Virgil is ultra talented. He’s an actor. I feel like that Broadway character would be Virgil, upstairs rehearsing with his jazz band to no end, so he played it really well. And his routine with Joshua was the routine of the night. It was so hyped. Of course I’m biased, but I think Virgil honestly might have had the best night, if I really look at it. He touched on a little of everything. He did some incredibly raw hip-hop, getting the crowd on its feet. And it takes a lot of skill to make something look raw like that. You can teach that choreography to a lot of other people, but to make it look like it wasn’t that refined was a smart artist’s choice, really.
Virgil’s solo just reminded you of why you love him.
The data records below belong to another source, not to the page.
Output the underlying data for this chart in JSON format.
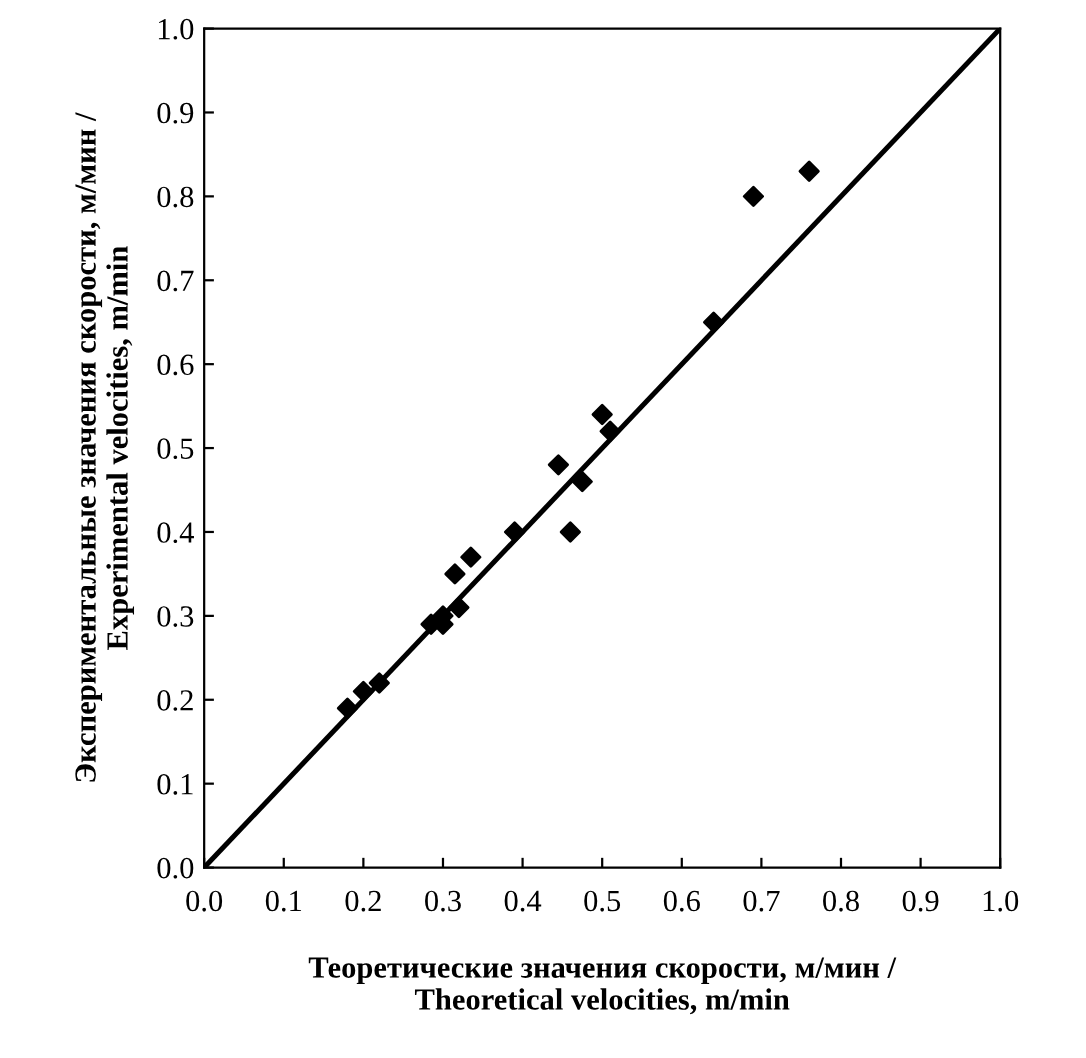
{
  "chart_data": {
    "type": "scatter",
    "xlabel": "Теоретические значения скорости, м/мин /\nTheoretical velocities, m/min",
    "ylabel": "Экспериментальные значения скорости, м/мин /\nExperimental velocities, m/min",
    "series": [
      {
        "color": "#000000",
        "marker": "diamond",
        "x": [
          0.18,
          0.2,
          0.22,
          0.285,
          0.3,
          0.3,
          0.32,
          0.315,
          0.335,
          0.39,
          0.445,
          0.46,
          0.475,
          0.5,
          0.51,
          0.64,
          0.69,
          0.76
        ],
        "values": [
          0.19,
          0.21,
          0.22,
          0.29,
          0.3,
          0.29,
          0.31,
          0.35,
          0.37,
          0.4,
          0.48,
          0.4,
          0.46,
          0.54,
          0.52,
          0.65,
          0.8,
          0.83
        ]
      },
      {
        "type": "line",
        "color": "#000000",
        "marker": "none",
        "x": [
          0,
          1
        ],
        "values": [
          0,
          1
        ]
      }
    ],
    "xlim": [
      0,
      1
    ],
    "ylim": [
      0,
      1
    ],
    "xticks": [
      {
        "value": 0,
        "label": "0.0"
      },
      0.1,
      0.2,
      0.3,
      0.4,
      0.5,
      0.6,
      0.7,
      0.8,
      0.9,
      {
        "value": 1,
        "label": "1.0"
      }
    ],
    "yticks": [
      {
        "value": 0,
        "label": "0.0"
      },
      0.1,
      0.2,
      0.3,
      0.4,
      0.5,
      0.6,
      0.7,
      0.8,
      0.9,
      {
        "value": 1,
        "label": "1.0"
      }
    ],
    "grid": false,
    "legend": false
  }
}
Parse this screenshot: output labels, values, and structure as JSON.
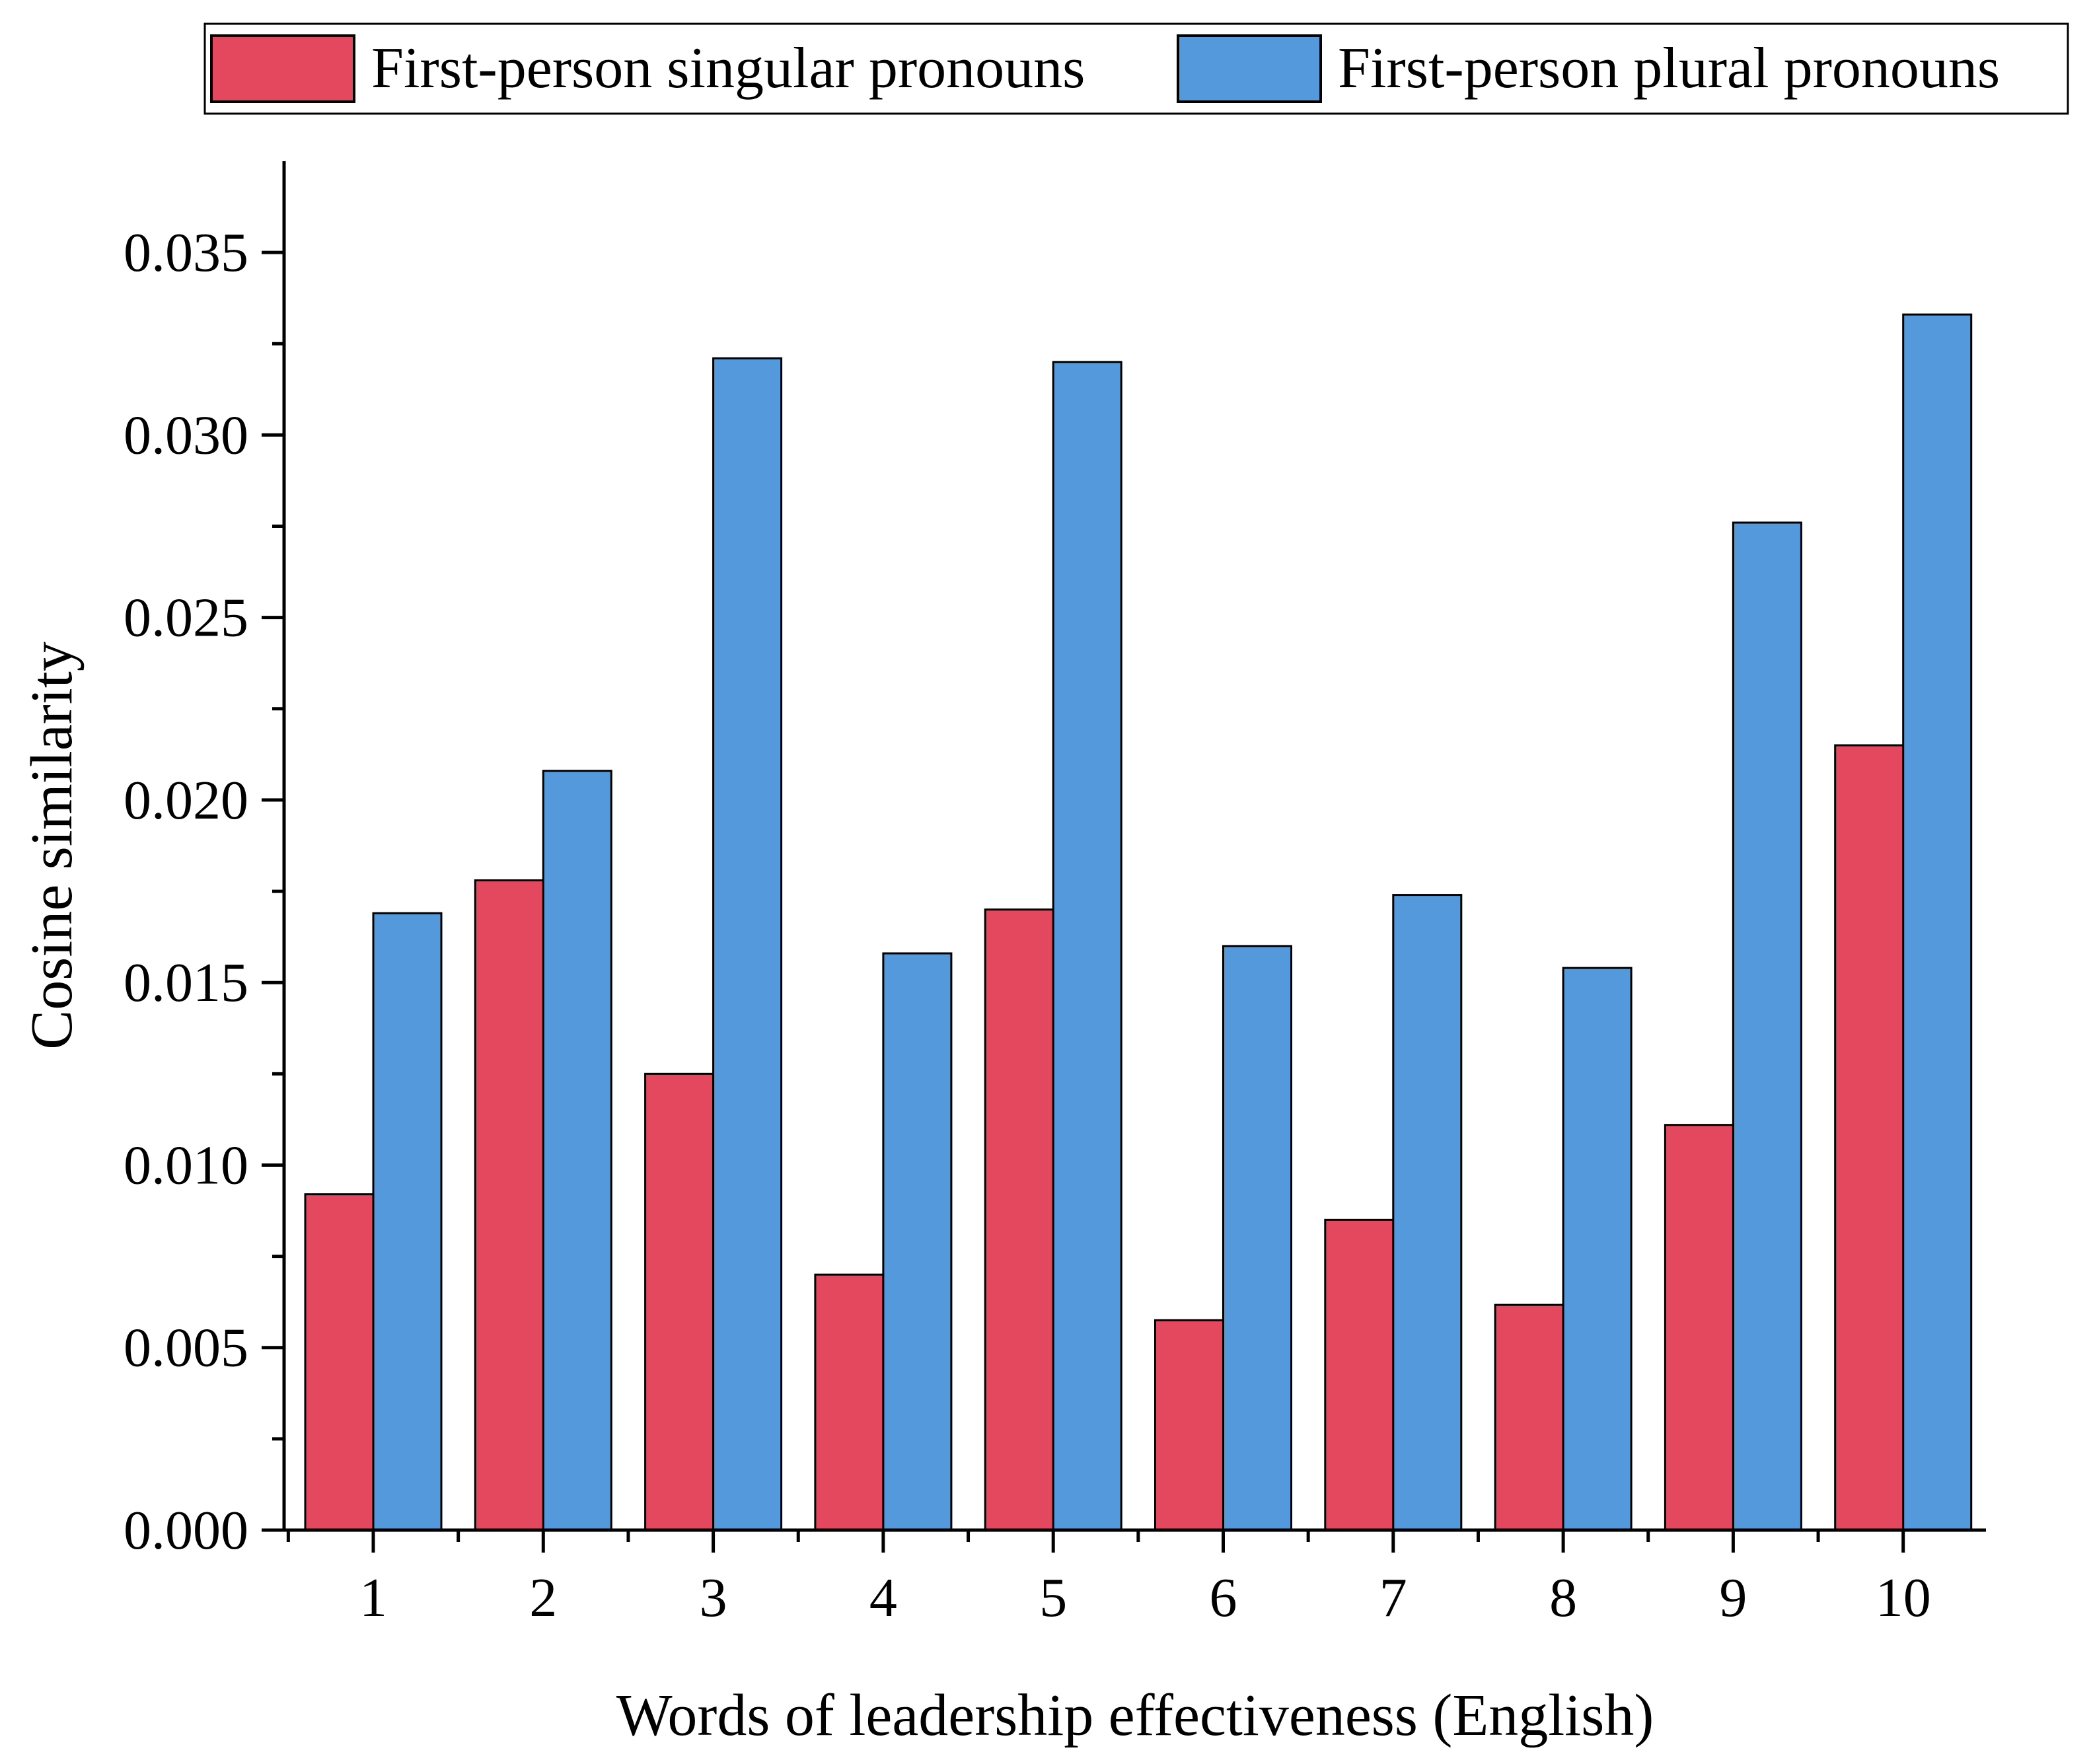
{
  "chart_data": {
    "type": "bar",
    "title": "",
    "xlabel": "Words of leadership effectiveness (English)",
    "ylabel": "Cosine similarity",
    "categories": [
      "1",
      "2",
      "3",
      "4",
      "5",
      "6",
      "7",
      "8",
      "9",
      "10"
    ],
    "series": [
      {
        "name": "First-person singular pronouns",
        "color": "#e3485f",
        "values": [
          0.0092,
          0.0178,
          0.0125,
          0.007,
          0.017,
          0.00575,
          0.0085,
          0.00617,
          0.0111,
          0.0215
        ]
      },
      {
        "name": "First-person plural pronouns",
        "color": "#5599dd",
        "values": [
          0.0169,
          0.0208,
          0.0321,
          0.0158,
          0.032,
          0.016,
          0.0174,
          0.0154,
          0.0276,
          0.0333
        ]
      }
    ],
    "ylim": [
      0,
      0.0375
    ],
    "yticks": [
      0.0,
      0.005,
      0.01,
      0.015,
      0.02,
      0.025,
      0.03,
      0.035
    ],
    "ytick_labels": [
      "0.000",
      "0.005",
      "0.010",
      "0.015",
      "0.020",
      "0.025",
      "0.030",
      "0.035"
    ],
    "grid": false,
    "legend_position": "top"
  }
}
He’s hilarious. I say that every week, but he makes you laugh. It was the ultimate night for him. I feel the same about Jaja too, but the thing that was wack about her night was that the judges loved her more when she was out of her style than when she did what she was brought here to do.
This is one of the best top four shows that I have seen in a very long time. It’s the last competitive show of the season, and it’s been so fun watching the kids grow, watching the season grow, and growing with Travis. We really did have a blast, and I’m so proud of everybody, whether they’re on Street or Stage. I’m incredibly proud of everyone. I am biased — I feel that the Street dancers definitely stretched themselves more outside their comfort zone throughout the show than the Stage dancers did — but no matter how much experience you have, it’s an incredibly difficult competition to go through.
The fact that this top four show was so strong lets you know that the correct top four was picked. When you have a show like that at the end of the competition, when they’re at their most tired, that’s when you know you have champions. Whoever they crown, they’re all champions. And at this point, it’s smart for all four of them to hit the ground running in whatever they want to do. One of them is going to get a cash prize and be named America’s Favorite Dancer, but at the end of the day, they’ve all gotten the same exposure, so they’ve all got the same opportunities. Travis and I were runner ups. Sometimes that serves as the best fuel to keep you going.